= Debt moratorium =

Government delay in the payment of debts

A debt moratorium is a delay in the payment of debts or obligations. The term is generally used to refer to acts by national governments. Moratory laws are usually passed at times of special political or commercial stress: for instance, on several occasions during the Franco-Prussian War, the French government passed moratory laws.

==Validity==
Their international validity was discussed at length, and was upheld in the English law case Rouquette v Overman (1875) LR 10 QB. Debt moratoriums are generally opposed by creditors.

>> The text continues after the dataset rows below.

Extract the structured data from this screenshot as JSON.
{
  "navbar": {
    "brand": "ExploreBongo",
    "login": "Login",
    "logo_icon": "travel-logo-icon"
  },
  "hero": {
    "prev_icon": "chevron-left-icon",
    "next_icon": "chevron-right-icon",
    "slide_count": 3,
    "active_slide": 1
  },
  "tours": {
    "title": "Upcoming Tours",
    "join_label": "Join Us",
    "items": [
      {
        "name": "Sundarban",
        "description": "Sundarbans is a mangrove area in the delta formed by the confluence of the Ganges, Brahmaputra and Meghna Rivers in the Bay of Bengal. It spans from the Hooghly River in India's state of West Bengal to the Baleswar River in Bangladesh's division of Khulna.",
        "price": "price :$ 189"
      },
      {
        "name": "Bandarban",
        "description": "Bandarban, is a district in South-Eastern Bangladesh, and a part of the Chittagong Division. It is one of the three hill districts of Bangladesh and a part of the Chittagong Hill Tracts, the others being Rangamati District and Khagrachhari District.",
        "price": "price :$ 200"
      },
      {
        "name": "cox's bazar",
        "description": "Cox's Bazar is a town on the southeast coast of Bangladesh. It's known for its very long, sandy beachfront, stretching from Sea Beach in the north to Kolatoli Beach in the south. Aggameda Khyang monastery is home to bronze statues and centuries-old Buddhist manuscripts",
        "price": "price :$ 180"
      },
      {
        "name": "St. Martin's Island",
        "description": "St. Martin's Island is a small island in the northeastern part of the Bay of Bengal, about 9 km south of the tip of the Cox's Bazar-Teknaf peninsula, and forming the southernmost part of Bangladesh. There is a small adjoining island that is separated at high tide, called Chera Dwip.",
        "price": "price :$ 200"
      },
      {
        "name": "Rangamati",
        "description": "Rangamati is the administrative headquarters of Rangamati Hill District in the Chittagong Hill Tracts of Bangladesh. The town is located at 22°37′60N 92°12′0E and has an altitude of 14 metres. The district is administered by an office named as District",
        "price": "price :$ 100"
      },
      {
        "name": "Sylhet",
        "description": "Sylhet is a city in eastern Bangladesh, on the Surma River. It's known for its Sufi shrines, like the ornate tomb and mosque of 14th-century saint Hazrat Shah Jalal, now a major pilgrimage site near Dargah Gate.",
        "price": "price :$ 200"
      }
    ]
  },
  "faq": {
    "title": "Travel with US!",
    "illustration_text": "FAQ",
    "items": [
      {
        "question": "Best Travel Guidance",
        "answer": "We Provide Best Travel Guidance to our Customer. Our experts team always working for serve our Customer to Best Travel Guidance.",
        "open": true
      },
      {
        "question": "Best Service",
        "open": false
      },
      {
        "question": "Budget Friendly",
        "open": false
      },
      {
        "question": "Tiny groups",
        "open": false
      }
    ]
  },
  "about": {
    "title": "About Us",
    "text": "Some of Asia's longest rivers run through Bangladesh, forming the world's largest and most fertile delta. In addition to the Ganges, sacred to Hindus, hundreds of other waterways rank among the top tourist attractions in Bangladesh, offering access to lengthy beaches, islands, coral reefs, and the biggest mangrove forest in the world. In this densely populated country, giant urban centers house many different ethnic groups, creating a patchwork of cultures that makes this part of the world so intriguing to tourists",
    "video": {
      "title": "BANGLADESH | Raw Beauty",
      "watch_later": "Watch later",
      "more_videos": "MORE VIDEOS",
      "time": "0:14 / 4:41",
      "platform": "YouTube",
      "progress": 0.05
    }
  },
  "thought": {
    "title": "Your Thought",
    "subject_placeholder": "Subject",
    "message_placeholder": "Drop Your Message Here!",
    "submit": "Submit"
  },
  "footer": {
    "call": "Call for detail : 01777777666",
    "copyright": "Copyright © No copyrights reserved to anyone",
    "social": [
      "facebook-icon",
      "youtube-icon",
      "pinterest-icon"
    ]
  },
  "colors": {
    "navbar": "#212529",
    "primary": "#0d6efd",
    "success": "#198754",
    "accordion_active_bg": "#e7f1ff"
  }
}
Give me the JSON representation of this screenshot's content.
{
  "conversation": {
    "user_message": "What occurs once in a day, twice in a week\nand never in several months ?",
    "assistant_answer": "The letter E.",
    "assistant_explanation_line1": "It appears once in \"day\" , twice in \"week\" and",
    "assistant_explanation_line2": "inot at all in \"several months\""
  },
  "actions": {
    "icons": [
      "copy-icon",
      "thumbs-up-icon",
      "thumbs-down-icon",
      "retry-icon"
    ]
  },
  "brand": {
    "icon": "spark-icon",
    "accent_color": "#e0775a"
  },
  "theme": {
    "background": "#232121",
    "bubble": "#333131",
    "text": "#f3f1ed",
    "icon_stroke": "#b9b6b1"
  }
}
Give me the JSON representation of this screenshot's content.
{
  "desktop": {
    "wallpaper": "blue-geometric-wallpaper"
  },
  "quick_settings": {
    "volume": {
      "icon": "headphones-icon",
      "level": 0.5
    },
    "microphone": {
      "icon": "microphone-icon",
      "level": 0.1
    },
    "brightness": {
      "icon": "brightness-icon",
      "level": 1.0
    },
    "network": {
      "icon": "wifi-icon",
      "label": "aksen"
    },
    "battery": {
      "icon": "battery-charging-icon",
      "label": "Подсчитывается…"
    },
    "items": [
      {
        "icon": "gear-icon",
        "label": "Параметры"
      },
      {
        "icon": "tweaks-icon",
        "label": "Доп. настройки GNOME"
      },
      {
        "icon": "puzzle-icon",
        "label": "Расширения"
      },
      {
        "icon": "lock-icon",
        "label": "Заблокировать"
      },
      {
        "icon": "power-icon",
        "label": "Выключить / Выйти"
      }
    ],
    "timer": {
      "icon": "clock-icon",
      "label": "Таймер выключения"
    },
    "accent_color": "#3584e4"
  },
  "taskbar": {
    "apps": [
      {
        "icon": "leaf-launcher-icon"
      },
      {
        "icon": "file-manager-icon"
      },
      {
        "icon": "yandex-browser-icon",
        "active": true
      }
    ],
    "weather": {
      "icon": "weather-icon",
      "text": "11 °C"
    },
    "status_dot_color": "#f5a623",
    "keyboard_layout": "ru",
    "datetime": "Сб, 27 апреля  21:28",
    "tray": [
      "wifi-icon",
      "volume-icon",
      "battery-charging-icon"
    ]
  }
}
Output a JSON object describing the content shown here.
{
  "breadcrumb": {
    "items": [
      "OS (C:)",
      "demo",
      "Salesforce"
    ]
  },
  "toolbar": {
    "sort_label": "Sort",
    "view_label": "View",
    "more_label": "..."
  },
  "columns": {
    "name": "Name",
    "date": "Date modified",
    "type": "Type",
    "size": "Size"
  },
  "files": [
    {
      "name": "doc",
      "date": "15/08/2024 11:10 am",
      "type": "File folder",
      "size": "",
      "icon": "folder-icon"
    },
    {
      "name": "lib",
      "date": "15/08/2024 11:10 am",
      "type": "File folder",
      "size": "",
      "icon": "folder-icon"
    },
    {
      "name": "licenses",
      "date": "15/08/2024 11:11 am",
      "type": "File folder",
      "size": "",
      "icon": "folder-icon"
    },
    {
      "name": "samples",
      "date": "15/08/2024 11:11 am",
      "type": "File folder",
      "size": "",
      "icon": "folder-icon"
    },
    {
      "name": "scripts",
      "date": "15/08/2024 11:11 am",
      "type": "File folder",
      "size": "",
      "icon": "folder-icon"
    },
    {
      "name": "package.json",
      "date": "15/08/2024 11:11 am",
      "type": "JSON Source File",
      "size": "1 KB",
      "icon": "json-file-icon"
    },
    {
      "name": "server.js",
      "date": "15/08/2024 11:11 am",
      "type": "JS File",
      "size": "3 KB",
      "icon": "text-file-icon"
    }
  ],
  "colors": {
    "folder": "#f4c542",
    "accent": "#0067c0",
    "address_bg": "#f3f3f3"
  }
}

Proponents of debt moratoriums argue that it is a sovereign decision by the government of a nation to suspend repayment of debt to its creditors, if to do otherwise would do irreparable harm to the welfare of its citizenry. A debt moratorium may take the form of a complete cessation of debt repayments, or a partial cessation: for example, the government of President Alan García of Peru implemented the so-called "Ten Per Cent Solution", when it was announced that only 10% of export earnings would go to debt payment.

==Examples==
Nations which have, at one time or another, declared a debt moratorium include Peru, Pakistan, Brazil, Ukraine, Mexico, Russia, and Argentina. In 2008, President Correa of Ecuador declared a moratorium on foreign debt repayments, describing the obligations as "immoral" and "illegitimate". Ultimately, the moratorium targeted two bonds in particular, and other obligations were paid.

Several European countries introduced various debt moratoria in connection with the consequences of the COVID-19 pandemic. On 4 April 2021, Supreme Court of India also asked the PSU banks in India for Interest waiver on loans for the moratorium of loans taken by citizens of India during pandemic lockdown.